Well, this is beginning to smell like editorial, not review, so let me finish on a positive note. The most important thing I learned from Edward de Bono's book (Lateral Thinking) was the generating of new ideas for the sake of generating new ideas. One reason he chose the word "lateral" over creative thinking or brainstorming is because it is a deliberate process and as definite a way of using the mind as logical thinking. He demystified creative thinking for me. He gave, albeit academic and geometric, exercises to develop, enhance, and perpetuate creativity. Robert von Oech does the same thing in a more (in radio lingo) "accessible" way.

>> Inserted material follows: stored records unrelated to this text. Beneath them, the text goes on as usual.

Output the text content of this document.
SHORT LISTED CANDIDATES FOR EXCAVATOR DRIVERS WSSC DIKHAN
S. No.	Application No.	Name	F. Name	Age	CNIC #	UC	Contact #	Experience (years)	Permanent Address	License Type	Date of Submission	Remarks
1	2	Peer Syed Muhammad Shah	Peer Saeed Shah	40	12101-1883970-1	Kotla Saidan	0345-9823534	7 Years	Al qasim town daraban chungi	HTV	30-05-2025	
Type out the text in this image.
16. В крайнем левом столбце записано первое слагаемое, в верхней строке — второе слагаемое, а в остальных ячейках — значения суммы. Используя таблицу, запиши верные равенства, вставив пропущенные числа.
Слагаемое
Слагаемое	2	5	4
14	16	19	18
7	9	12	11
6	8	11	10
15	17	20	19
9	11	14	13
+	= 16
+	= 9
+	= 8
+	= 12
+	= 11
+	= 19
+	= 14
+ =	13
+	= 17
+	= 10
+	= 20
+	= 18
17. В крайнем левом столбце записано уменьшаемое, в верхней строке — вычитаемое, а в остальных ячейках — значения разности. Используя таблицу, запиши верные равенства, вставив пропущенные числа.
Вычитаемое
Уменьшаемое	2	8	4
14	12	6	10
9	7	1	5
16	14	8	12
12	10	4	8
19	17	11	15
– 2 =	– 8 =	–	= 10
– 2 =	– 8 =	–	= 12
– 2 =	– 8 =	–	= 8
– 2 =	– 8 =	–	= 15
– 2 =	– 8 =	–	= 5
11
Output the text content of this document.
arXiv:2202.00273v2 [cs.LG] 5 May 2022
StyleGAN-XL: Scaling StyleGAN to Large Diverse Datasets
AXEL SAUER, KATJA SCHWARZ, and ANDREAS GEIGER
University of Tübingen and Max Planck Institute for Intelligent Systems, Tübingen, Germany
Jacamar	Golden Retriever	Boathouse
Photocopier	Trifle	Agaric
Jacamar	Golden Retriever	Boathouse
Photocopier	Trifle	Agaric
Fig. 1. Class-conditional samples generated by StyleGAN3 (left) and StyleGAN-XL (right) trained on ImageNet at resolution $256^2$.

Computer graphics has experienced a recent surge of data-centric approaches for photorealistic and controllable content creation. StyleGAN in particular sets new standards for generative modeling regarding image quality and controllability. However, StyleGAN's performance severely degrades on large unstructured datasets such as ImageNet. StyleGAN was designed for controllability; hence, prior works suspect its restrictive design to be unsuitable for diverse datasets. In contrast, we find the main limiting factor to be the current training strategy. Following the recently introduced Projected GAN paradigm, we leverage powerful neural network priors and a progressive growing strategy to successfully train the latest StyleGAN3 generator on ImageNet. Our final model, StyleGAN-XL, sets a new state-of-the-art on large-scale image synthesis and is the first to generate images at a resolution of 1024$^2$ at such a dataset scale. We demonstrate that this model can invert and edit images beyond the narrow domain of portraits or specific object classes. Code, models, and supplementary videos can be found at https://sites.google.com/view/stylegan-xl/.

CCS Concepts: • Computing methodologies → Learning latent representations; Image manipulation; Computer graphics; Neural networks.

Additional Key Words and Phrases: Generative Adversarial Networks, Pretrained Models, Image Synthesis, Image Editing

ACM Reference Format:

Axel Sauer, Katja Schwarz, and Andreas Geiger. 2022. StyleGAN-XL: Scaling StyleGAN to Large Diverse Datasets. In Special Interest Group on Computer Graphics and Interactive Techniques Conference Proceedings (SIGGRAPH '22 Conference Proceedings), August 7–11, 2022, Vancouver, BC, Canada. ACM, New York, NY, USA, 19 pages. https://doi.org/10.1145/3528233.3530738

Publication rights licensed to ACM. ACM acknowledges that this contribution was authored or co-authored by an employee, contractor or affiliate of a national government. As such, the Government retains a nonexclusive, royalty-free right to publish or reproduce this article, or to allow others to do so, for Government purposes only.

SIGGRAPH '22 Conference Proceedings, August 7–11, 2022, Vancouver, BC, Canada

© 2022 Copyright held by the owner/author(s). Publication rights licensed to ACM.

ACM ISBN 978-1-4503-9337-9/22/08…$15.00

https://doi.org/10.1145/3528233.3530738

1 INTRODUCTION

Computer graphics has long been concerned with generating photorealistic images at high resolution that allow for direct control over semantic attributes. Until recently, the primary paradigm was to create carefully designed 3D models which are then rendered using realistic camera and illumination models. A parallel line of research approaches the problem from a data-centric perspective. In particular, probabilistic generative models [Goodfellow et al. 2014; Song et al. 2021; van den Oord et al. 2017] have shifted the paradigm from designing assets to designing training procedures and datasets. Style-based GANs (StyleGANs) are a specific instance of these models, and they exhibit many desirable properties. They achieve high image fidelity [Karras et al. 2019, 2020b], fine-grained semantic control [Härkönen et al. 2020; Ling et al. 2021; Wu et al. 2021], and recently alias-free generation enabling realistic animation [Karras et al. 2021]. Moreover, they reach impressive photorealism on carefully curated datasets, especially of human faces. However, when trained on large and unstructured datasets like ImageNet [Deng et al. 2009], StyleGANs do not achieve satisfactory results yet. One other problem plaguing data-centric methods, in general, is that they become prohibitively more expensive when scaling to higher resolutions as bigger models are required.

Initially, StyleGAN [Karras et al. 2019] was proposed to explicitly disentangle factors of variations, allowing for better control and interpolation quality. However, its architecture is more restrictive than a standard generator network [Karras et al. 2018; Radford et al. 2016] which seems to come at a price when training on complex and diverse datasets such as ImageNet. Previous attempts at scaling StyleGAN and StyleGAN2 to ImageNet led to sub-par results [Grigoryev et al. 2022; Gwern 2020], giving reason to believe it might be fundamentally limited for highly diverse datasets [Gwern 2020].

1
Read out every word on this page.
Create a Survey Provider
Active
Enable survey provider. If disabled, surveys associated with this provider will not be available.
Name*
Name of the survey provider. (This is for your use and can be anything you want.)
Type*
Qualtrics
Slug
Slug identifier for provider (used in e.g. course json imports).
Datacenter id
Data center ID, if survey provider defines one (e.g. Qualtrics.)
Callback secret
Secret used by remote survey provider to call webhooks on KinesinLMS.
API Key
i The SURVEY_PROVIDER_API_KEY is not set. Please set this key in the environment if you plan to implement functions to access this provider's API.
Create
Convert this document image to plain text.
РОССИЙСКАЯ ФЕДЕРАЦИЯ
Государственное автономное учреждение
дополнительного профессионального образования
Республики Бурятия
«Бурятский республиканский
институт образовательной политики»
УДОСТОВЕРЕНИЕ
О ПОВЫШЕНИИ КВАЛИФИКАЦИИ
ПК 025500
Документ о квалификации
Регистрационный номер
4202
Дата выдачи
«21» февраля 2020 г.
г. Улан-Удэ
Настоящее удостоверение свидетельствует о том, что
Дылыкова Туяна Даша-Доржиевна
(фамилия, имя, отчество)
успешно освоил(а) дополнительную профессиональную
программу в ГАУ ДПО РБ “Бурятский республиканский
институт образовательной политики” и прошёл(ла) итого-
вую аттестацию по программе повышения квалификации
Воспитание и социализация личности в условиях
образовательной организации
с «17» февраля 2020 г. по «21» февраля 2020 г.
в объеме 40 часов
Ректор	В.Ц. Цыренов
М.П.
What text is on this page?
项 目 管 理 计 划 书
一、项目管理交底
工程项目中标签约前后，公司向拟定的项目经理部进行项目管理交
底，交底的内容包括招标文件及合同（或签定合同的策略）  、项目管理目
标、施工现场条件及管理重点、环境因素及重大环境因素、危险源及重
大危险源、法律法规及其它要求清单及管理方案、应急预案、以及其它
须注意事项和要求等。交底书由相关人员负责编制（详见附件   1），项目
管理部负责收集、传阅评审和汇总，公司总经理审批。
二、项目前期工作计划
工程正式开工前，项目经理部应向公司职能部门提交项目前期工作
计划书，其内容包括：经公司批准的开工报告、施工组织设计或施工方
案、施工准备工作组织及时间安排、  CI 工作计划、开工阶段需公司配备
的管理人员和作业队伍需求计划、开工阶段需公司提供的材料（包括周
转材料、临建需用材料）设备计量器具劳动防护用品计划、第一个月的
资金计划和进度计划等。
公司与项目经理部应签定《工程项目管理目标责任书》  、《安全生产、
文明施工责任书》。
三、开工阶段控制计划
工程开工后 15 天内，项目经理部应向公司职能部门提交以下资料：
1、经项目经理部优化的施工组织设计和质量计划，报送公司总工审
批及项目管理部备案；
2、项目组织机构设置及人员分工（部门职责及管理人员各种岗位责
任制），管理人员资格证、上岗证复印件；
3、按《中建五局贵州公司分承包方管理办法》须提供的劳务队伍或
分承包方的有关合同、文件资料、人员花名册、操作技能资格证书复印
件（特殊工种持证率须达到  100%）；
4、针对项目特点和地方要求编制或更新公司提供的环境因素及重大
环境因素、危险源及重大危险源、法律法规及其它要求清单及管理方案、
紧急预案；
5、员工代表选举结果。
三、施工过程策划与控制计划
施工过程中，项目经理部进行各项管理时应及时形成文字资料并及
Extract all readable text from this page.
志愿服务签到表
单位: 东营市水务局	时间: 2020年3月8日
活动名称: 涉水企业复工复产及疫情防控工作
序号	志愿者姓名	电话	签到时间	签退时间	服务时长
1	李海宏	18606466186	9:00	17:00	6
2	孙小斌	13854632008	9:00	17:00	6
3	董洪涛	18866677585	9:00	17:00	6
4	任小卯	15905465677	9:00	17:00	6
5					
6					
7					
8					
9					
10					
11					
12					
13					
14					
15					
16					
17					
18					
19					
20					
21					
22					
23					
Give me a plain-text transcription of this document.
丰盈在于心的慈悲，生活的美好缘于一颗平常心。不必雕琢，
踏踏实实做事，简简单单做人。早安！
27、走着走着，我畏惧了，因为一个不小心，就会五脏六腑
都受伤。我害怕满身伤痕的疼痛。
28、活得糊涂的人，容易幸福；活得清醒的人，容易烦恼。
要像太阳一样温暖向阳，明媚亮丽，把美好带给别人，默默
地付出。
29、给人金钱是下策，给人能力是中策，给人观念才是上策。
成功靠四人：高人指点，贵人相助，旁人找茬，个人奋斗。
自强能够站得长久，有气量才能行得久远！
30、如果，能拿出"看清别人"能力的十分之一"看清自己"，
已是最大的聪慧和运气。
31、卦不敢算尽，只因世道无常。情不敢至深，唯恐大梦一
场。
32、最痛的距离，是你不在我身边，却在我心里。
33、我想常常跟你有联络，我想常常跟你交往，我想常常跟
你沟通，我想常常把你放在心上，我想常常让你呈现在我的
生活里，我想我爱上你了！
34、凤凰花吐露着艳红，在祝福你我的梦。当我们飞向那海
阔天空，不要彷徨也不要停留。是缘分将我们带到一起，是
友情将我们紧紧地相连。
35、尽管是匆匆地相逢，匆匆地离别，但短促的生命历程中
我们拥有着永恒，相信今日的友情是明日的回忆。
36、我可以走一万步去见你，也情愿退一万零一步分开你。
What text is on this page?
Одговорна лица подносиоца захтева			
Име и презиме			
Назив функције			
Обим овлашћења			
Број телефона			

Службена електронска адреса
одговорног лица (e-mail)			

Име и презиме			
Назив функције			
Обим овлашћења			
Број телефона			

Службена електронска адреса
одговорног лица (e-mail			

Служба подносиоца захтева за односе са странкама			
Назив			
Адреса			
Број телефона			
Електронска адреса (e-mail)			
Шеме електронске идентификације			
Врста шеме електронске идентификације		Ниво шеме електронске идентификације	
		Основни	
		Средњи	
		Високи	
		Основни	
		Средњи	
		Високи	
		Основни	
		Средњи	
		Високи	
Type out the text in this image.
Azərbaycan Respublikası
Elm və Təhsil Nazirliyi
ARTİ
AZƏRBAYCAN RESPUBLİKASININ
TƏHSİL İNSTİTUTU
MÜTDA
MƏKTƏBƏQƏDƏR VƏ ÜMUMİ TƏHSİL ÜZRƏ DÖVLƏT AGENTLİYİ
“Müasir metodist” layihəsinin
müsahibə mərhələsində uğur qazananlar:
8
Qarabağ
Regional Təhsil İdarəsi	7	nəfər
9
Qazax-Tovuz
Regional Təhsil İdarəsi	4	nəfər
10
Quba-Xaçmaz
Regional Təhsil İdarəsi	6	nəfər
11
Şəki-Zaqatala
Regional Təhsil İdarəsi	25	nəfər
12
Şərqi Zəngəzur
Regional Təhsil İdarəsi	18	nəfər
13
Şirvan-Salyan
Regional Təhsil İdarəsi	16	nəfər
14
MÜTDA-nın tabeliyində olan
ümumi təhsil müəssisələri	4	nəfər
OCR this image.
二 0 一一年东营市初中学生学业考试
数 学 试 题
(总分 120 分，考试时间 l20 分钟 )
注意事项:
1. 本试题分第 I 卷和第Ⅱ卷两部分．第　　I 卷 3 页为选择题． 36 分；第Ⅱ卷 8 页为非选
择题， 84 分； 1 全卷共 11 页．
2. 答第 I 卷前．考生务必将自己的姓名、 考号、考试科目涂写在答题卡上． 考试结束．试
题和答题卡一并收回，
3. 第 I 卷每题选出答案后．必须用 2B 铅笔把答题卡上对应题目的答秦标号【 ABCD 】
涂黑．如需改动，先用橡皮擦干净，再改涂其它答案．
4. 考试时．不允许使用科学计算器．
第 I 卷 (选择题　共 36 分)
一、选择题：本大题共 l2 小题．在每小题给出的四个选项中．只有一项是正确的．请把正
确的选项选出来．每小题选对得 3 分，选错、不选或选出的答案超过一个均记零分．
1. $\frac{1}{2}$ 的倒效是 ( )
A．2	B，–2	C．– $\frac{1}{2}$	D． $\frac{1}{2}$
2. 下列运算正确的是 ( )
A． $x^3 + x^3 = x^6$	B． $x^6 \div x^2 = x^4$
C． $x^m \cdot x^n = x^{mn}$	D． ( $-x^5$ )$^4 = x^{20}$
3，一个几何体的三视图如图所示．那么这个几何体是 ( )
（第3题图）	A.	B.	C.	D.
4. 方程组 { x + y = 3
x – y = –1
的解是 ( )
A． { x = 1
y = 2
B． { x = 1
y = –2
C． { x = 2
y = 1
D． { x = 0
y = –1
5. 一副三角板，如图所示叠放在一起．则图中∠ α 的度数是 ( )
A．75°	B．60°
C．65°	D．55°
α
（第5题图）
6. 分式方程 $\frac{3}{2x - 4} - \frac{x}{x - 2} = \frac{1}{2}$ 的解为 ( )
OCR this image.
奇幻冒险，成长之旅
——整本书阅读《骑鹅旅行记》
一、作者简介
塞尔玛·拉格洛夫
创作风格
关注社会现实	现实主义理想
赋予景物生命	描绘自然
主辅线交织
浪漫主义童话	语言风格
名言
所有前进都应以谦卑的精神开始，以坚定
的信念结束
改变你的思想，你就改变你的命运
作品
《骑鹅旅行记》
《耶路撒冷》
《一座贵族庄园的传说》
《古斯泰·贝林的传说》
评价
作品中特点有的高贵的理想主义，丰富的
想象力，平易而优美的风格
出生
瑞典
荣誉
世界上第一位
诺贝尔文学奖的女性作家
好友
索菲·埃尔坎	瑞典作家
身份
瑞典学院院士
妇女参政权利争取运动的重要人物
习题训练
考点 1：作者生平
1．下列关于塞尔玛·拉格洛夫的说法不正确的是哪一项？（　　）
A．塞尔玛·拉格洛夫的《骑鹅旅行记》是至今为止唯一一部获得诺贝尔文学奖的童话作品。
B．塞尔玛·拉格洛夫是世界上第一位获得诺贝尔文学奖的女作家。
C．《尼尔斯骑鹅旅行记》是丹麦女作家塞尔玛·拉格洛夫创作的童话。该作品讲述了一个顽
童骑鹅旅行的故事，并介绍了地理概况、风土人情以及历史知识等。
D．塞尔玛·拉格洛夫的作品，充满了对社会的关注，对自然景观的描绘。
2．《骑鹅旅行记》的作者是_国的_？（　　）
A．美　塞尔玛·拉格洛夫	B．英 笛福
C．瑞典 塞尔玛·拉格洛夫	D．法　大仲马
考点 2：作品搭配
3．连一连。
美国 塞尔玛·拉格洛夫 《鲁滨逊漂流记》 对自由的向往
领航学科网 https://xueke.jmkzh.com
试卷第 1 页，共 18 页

Generating new ideas for the sake of generating new ideas is so important because change is inevitable, and unpredictable. We are in a business of change. Life is a business of change. And, sometimes the process is more important than the results. Generating new ideas for the sake of generating new ideas not only gives you the new ideas but makes you more adept at the process of generating new ideas. Mr. de Bono further states about his book that in using it, remember that practice is far more important than understanding the process. This circuitous train of thought can be summed up in two words, "Do it." Lateral Thinking and A Whack On The Side Of The Head preach the same doctrine. "Whack" is easier to read and apply. (New pump applicator available in limited areas.)